If the initiative is taken up by other strategically important actors and progresses to the stage of legislative preparation, a wide range of policy considerations and assessments will also be involved. How might the reform affect the activities of both voters and parties? Does it disproportionately favor some parties at the expense of others? What effect does this have on the political status quo? Not only are questions like this difficult to assess, but the answers to them can vary considerably, depending on the perspective of each actor. Electoral reforms are usually prepared in a committee composed of party secretaries to ensure their legitimacy and to give the reforms a realistic chance of being accepted in Parliament. At the same time, the inclusion of key stakeholders (e.g., parties, experts, special interest groups, civil society representatives) makes the negotiations cumbersome, as consideration of the common good at the level of political systems intervenes with party-specific tactical calculations. It may also be the case that several features of the system are being reformed simultaneously and their potential interactions become difficult to estimate.
When the reform is finally implemented, its empirically perceived effects are weighed against both the original objective and stakeholders’ expectations and preferences. The results, in turn, influence the prospects of any subsequent reform projects. Impact assessment is often hampered by the lack of a genuine benchmark, making it difficult to distinguish direct consequences of a reform from indirect consequences or synergies with other factors. This can be seen in contradictory empirical findings. For instance, postal voting has proven to be either a nearly ineffective instrument in terms of turnout (see e.g., Giammo and Brox, 2010; Gronke and Miller, 2012) or a truly significant enabler (see e.g., Luechinger et al., 2007; Battiston and Mascitelli, 2008; Hodler et al., 2015).

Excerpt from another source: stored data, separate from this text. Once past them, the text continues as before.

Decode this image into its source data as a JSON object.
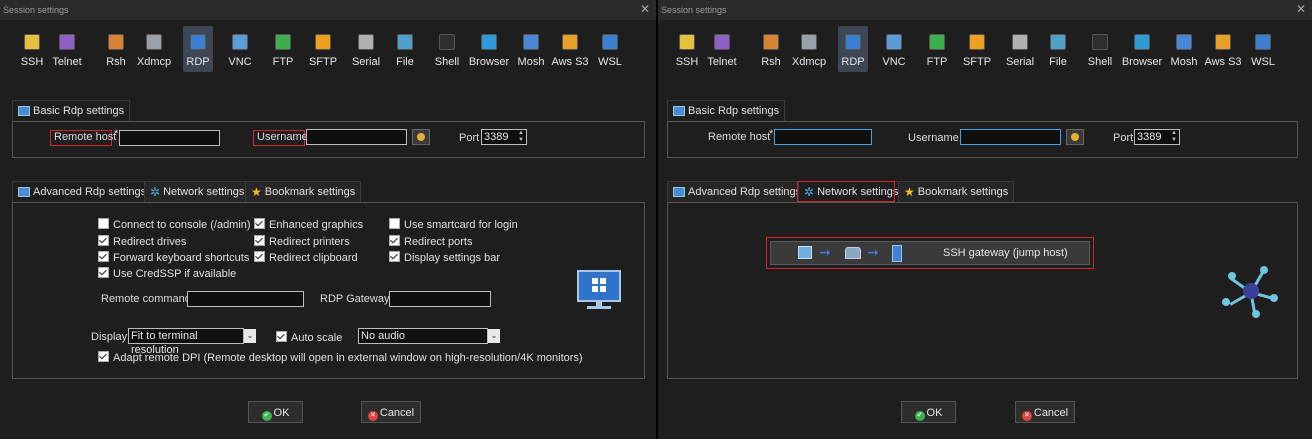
{
  "left": {
    "title": "Session settings",
    "toolbar": [
      {
        "label": "SSH",
        "icon": "ssh-icon",
        "color": "#e3c13b"
      },
      {
        "label": "Telnet",
        "icon": "telnet-icon",
        "color": "#8d5fc7"
      },
      {
        "label": "Rsh",
        "icon": "rsh-icon",
        "color": "#d88233"
      },
      {
        "label": "Xdmcp",
        "icon": "xdmcp-icon",
        "color": "#9aa0a8"
      },
      {
        "label": "RDP",
        "icon": "rdp-icon",
        "color": "#3a7fd0"
      },
      {
        "label": "VNC",
        "icon": "vnc-icon",
        "color": "#5b9bd8"
      },
      {
        "label": "FTP",
        "icon": "ftp-icon",
        "color": "#3fae4c"
      },
      {
        "label": "SFTP",
        "icon": "sftp-icon",
        "color": "#f0a020"
      },
      {
        "label": "Serial",
        "icon": "serial-icon",
        "color": "#b0b0b0"
      },
      {
        "label": "File",
        "icon": "file-icon",
        "color": "#4fa0c8"
      },
      {
        "label": "Shell",
        "icon": "shell-icon",
        "color": "#2f2f2f"
      },
      {
        "label": "Browser",
        "icon": "browser-icon",
        "color": "#2e9bd6"
      },
      {
        "label": "Mosh",
        "icon": "mosh-icon",
        "color": "#4a86d8"
      },
      {
        "label": "Aws S3",
        "icon": "aws-s3-icon",
        "color": "#e8a027"
      },
      {
        "label": "WSL",
        "icon": "wsl-icon",
        "color": "#3a7fd0"
      }
    ],
    "basic_tab": "Basic Rdp settings",
    "remote_host_label": "Remote host",
    "required_mark": "*",
    "remote_host_value": "",
    "username_label": "Username",
    "username_value": "",
    "port_label": "Port",
    "port_value": "3389",
    "tabs": [
      "Advanced Rdp settings",
      "Network settings",
      "Bookmark settings"
    ],
    "checkboxes": [
      {
        "label": "Connect to console (/admin)",
        "checked": false
      },
      {
        "label": "Enhanced graphics",
        "checked": true
      },
      {
        "label": "Use smartcard for login",
        "checked": false
      },
      {
        "label": "Redirect drives",
        "checked": true
      },
      {
        "label": "Redirect printers",
        "checked": true
      },
      {
        "label": "Redirect ports",
        "checked": true
      },
      {
        "label": "Forward keyboard shortcuts",
        "checked": true
      },
      {
        "label": "Redirect clipboard",
        "checked": true
      },
      {
        "label": "Display settings bar",
        "checked": true
      },
      {
        "label": "Use CredSSP if available",
        "checked": true
      }
    ],
    "remote_command_label": "Remote command",
    "rdp_gateway_label": "RDP Gateway",
    "display_label": "Display",
    "display_value": "Fit to terminal resolution",
    "auto_scale_label": "Auto scale",
    "auto_scale_checked": true,
    "audio_value": "No audio",
    "adapt_dpi_label": "Adapt remote DPI (Remote desktop will open in external window on high-resolution/4K monitors)",
    "adapt_dpi_checked": true,
    "ok_label": "OK",
    "cancel_label": "Cancel"
  },
  "right": {
    "title": "Session settings",
    "basic_tab": "Basic Rdp settings",
    "remote_host_label": "Remote host",
    "required_mark": "*",
    "username_label": "Username",
    "port_label": "Port",
    "port_value": "3389",
    "tabs": [
      "Advanced Rdp settings",
      "Network settings",
      "Bookmark settings"
    ],
    "ssh_gateway_label": "SSH gateway (jump host)",
    "ok_label": "OK",
    "cancel_label": "Cancel"
  },
  "colors": {
    "highlight": "#d0262c",
    "ok": "#3bb34a",
    "cancel": "#e04040",
    "selected_tool": "#3d4654"
  }
}
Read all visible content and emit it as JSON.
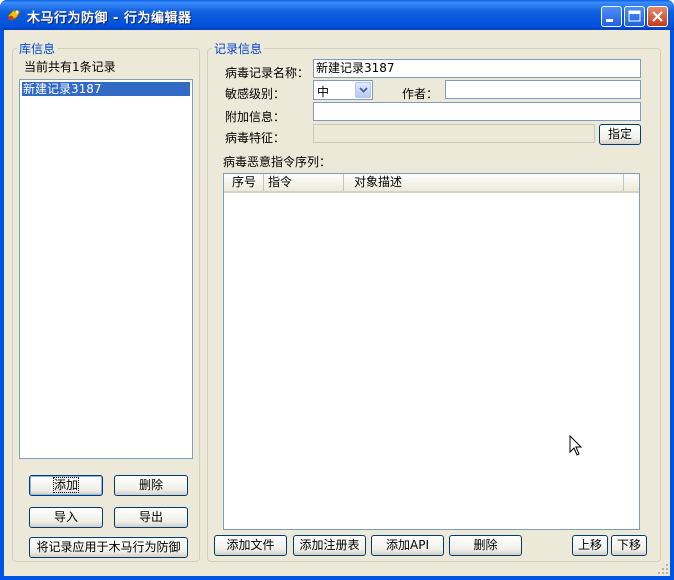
{
  "window": {
    "title": "木马行为防御 - 行为编辑器",
    "icons": {
      "app": "app-icon",
      "minimize": "minimize-icon",
      "maximize": "maximize-icon",
      "close": "close-icon"
    }
  },
  "library": {
    "legend": "库信息",
    "count_text": "当前共有1条记录",
    "items": [
      {
        "label": "新建记录3187",
        "selected": true
      }
    ],
    "buttons": {
      "add": "添加",
      "delete": "删除",
      "import": "导入",
      "export": "导出",
      "apply": "将记录应用于木马行为防御"
    }
  },
  "record": {
    "legend": "记录信息",
    "name_label": "病毒记录名称：",
    "name_value": "新建记录3187",
    "level_label": "敏感级别：",
    "level_value": "中",
    "author_label": "作者：",
    "author_value": "",
    "extra_label": "附加信息：",
    "extra_value": "",
    "signature_label": "病毒特征：",
    "signature_value": "",
    "assign_button": "指定",
    "sequence_label": "病毒恶意指令序列：",
    "columns": [
      "序号",
      "指令",
      "对象描述"
    ],
    "rows": [],
    "buttons": {
      "add_file": "添加文件",
      "add_registry": "添加注册表",
      "add_api": "添加API",
      "delete": "删除",
      "move_up": "上移",
      "move_down": "下移"
    }
  }
}
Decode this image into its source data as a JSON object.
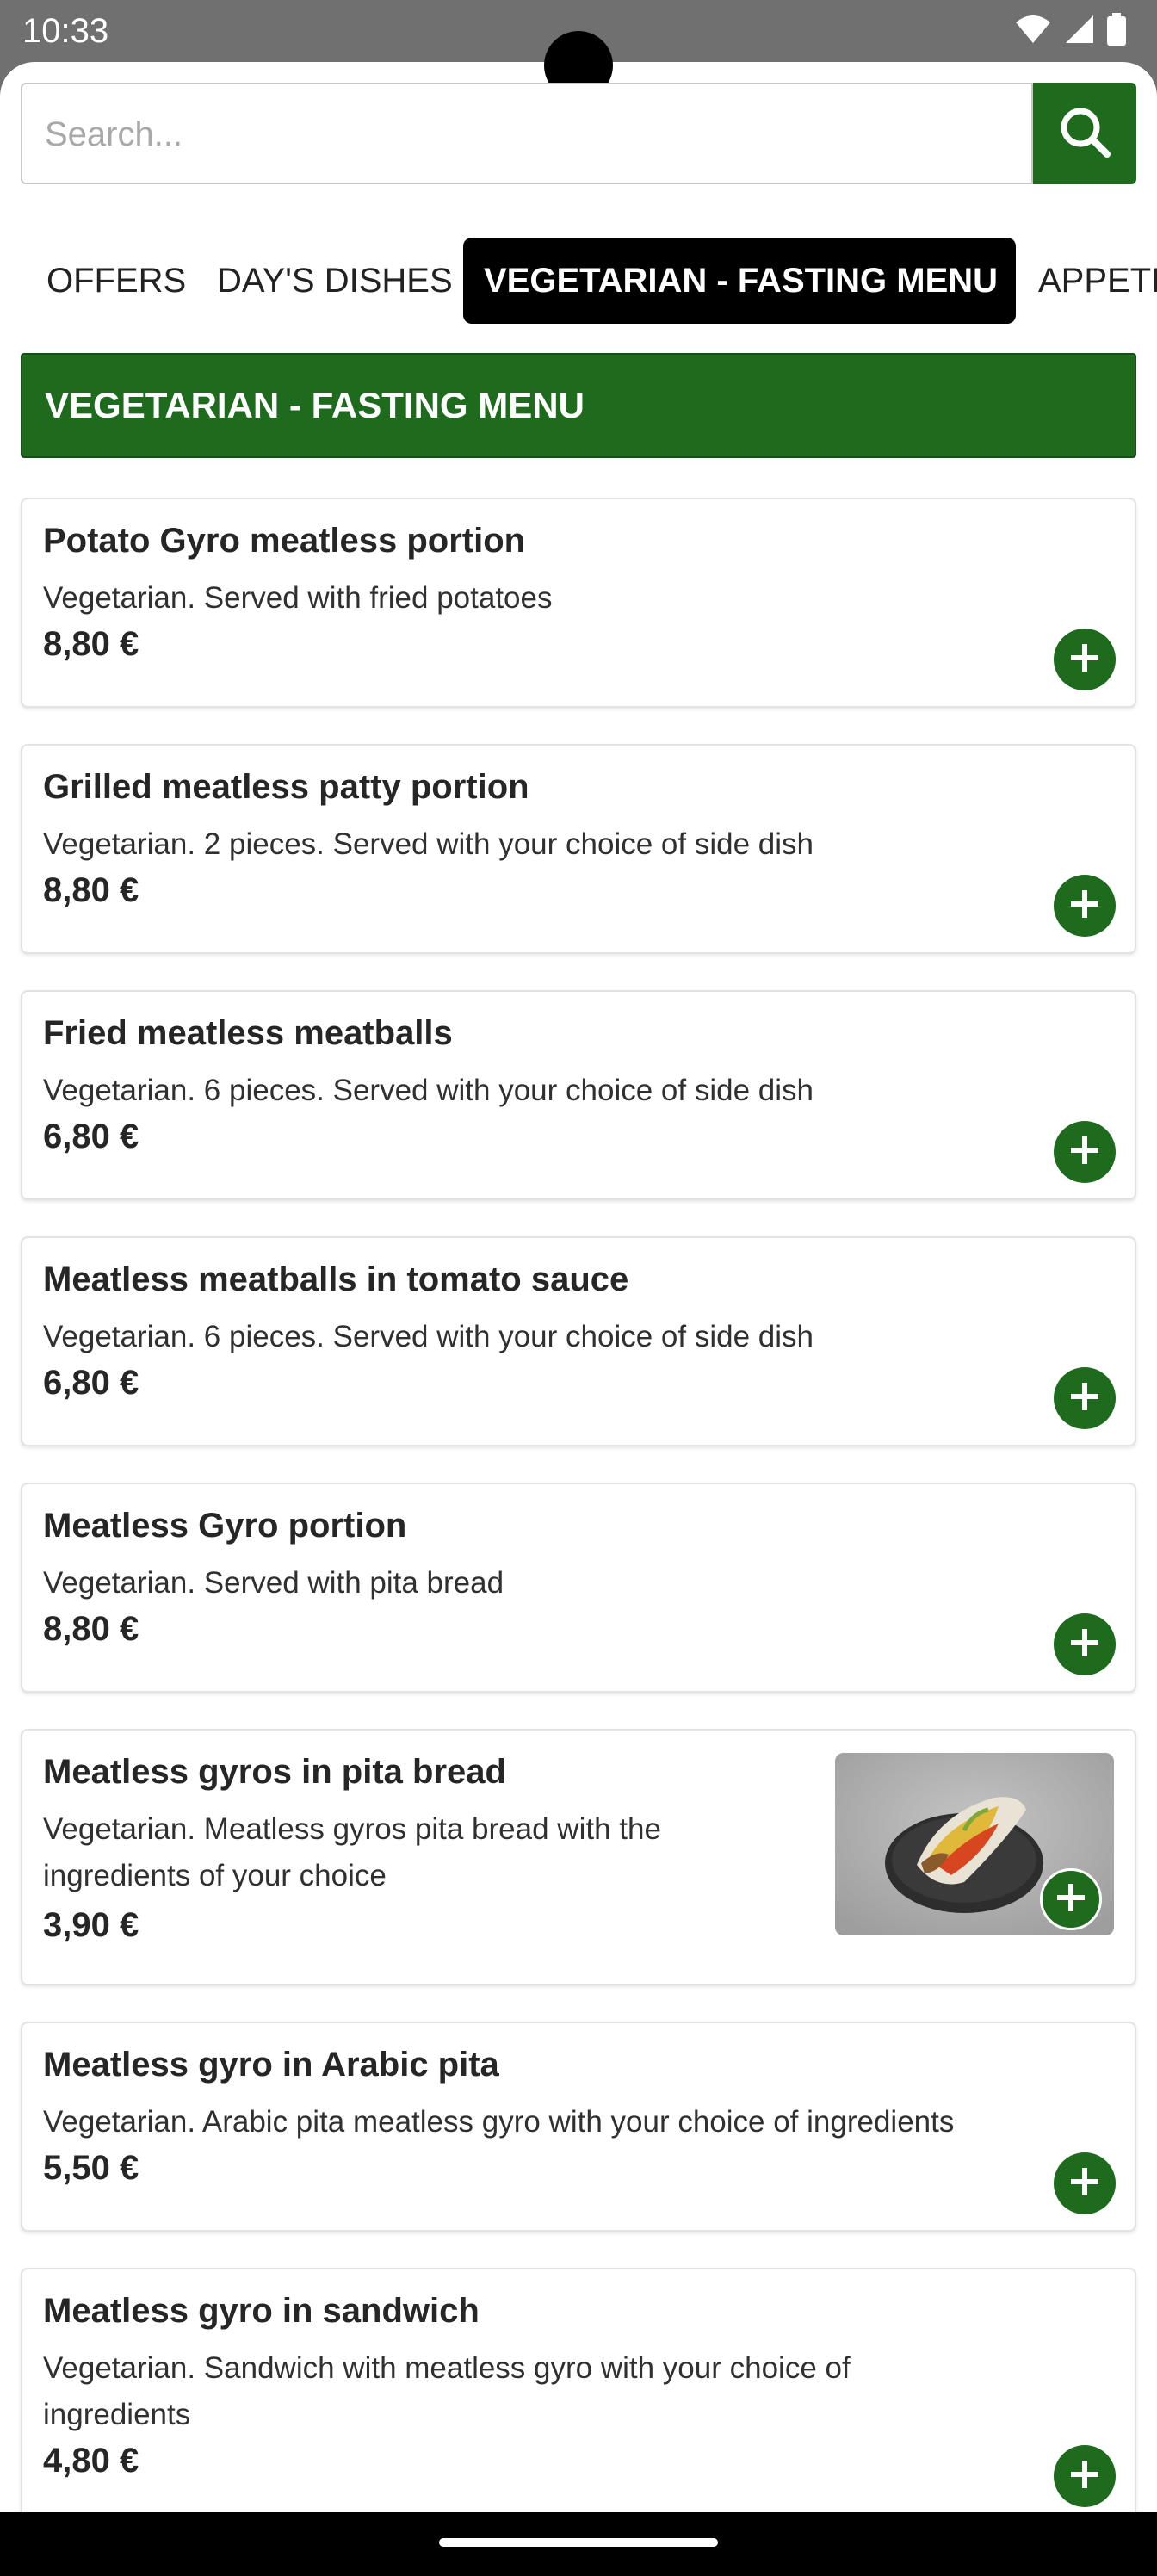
{
  "status_bar": {
    "time": "10:33"
  },
  "search": {
    "placeholder": "Search..."
  },
  "tabs": [
    {
      "label": "OFFERS"
    },
    {
      "label": "DAY'S DISHES"
    },
    {
      "label": "VEGETARIAN - FASTING MENU",
      "active": true
    },
    {
      "label": "APPETIZERS"
    }
  ],
  "section": {
    "title": "VEGETARIAN - FASTING MENU"
  },
  "items": [
    {
      "name": "Potato Gyro meatless portion",
      "description": "Vegetarian. Served with fried potatoes",
      "price": "8,80 €"
    },
    {
      "name": "Grilled meatless patty portion",
      "description": "Vegetarian. 2 pieces. Served with your choice of side dish",
      "price": "8,80 €"
    },
    {
      "name": "Fried meatless meatballs",
      "description": "Vegetarian. 6 pieces. Served with your choice of side dish",
      "price": "6,80 €"
    },
    {
      "name": "Meatless meatballs in tomato sauce",
      "description": "Vegetarian. 6 pieces. Served with your choice of side dish",
      "price": "6,80 €"
    },
    {
      "name": "Meatless Gyro portion",
      "description": "Vegetarian. Served with pita bread",
      "price": "8,80 €"
    },
    {
      "name": "Meatless gyros in pita bread",
      "description": "Vegetarian. Meatless gyros pita bread with the ingredients of your choice",
      "price": "3,90 €",
      "has_image": true
    },
    {
      "name": "Meatless gyro in Arabic pita",
      "description": "Vegetarian. Arabic pita meatless gyro with your choice of ingredients",
      "price": "5,50 €"
    },
    {
      "name": "Meatless gyro in sandwich",
      "description": "Vegetarian. Sandwich with meatless gyro with your choice of ingredients",
      "price": "4,80 €"
    }
  ],
  "colors": {
    "brand_green": "#1e6b1e",
    "active_tab_bg": "#000000",
    "status_bar_bg": "#707070"
  },
  "icons": {
    "search": "search-icon",
    "add": "plus-icon",
    "wifi": "wifi-icon",
    "signal": "signal-icon",
    "battery": "battery-icon"
  }
}
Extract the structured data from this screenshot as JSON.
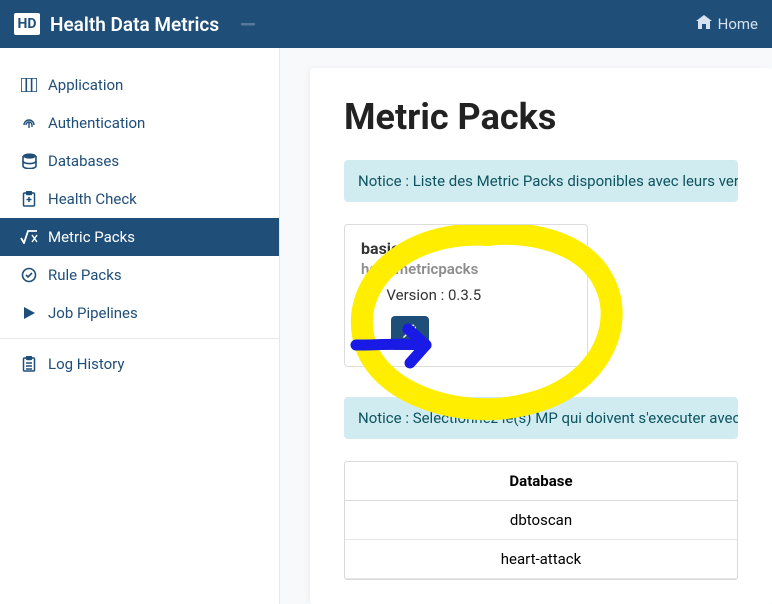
{
  "header": {
    "logo_text": "HD",
    "app_title": "Health Data Metrics",
    "home_label": "Home"
  },
  "sidebar": {
    "items": [
      {
        "label": "Application",
        "icon": "columns-icon"
      },
      {
        "label": "Authentication",
        "icon": "fingerprint-icon"
      },
      {
        "label": "Databases",
        "icon": "database-icon"
      },
      {
        "label": "Health Check",
        "icon": "clipboard-icon"
      },
      {
        "label": "Metric Packs",
        "icon": "sqrt-icon"
      },
      {
        "label": "Rule Packs",
        "icon": "check-circle-icon"
      },
      {
        "label": "Job Pipelines",
        "icon": "play-icon"
      },
      {
        "label": "Log History",
        "icon": "list-icon"
      }
    ],
    "active_index": 4
  },
  "main": {
    "title": "Metric Packs",
    "notice1": "Notice : Liste des Metric Packs disponibles avec leurs versi",
    "pack": {
      "name": "basic",
      "namespace": "hdm.metricpacks",
      "version_label": "Version : 0.3.5"
    },
    "notice2": "Notice : Selectionnez le(s) MP qui doivent s'executer avec",
    "table": {
      "header": "Database",
      "rows": [
        "dbtoscan",
        "heart-attack"
      ]
    }
  }
}
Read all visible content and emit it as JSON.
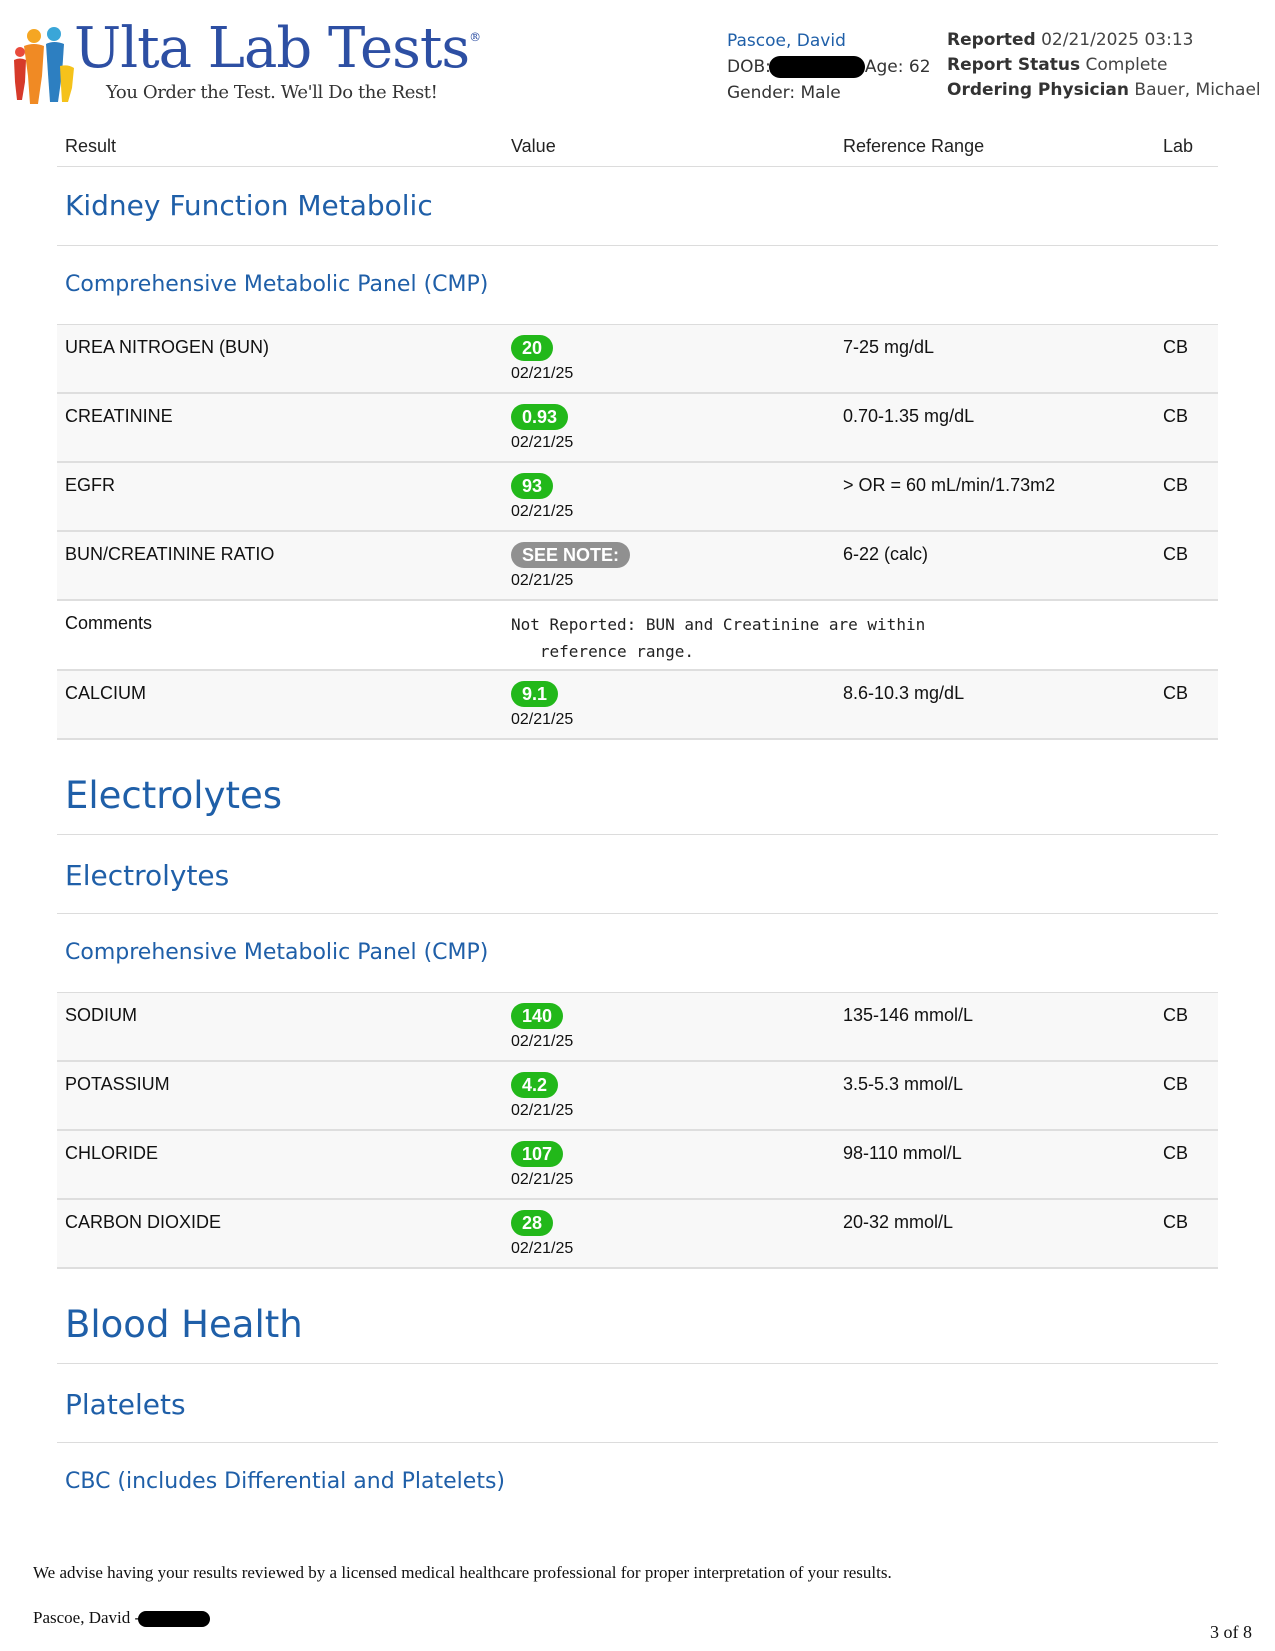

Undesired indirect effects have been common when convenience voting has been introduced to overcome barriers to voting. This reflects the inherent paradox of facilitation. If a given facilitation instrument is targeted to all potential voters, it typically does not lead to an evenly distributed boost in participation but, instead, intensifies the socioeconomic bias in turnout by mobilizing those groups that were more active originally (for a summary, see Galicki, 2017; Wass et al., 2017). In such cases, an increase in disparities in participation between different groups in society can either be an unforeseen or an anticipated (but accepted as a risk) indirect consequence of the reform, leading to a trade-off between turnout and equality. The other option is to introduce instruments that are, by definition, targeted to marginalized groups or otherwise identified specific segments of the electorate, such as voters residing abroad, elderly voters, or voters with disabilities (see e.g. Tokaji and Colker, 2007). However, that leads to a different type of trade-off in which participation among certain groups is facilitated at the expense of equal voting opportunities (cf. Wass et al., 2017).
Such complexities may help to understand why introducing new forms of voter facilitation is often a long and multifaceted process in which the original aims can be difficult to trace afterward. This also highlights the importance of a comprehensive assessment of the outcomes of reforms instead of focusing on a sole indicator, such as turnout (see James and Garnett, 2020, 124). In order to illustrate the process, the next section examines a Finnish case in which the expansion of convenience voting has developed gradually over the past 50 years.
Introducing Postal Voting in Finland
Postal voting is one way to organize elections so that voting can occur outside the actual election day. In Finland, postal voting has been framed as a novel variant of advance voting available only to a specific group of voters. Hence, to trace its path into electoral legislation and the related policy process, we first need to explore the legislative history of advance voting.
When the Finnish electoral system was first crafted in the beginning of the 1900s, it included one form of convenience voting for parliamentary elections: voting based on a register extract. Citizens could vote outside their own electoral district if they had ordered an extract from the register that proved them eligible (Tarasti, 1987, 28). This rather cumbersome procedure provided flexibility in terms of location but not timing—all ballots had to be cast on the (then two) election days. It was not until the 1950s that advance voting was introduced in the Finnish electoral system as a concession to ease access to the polls for voters in exceptional situations (see Tarasti and Jääskeläinen, 2014, 50; HE 48/1955, 6).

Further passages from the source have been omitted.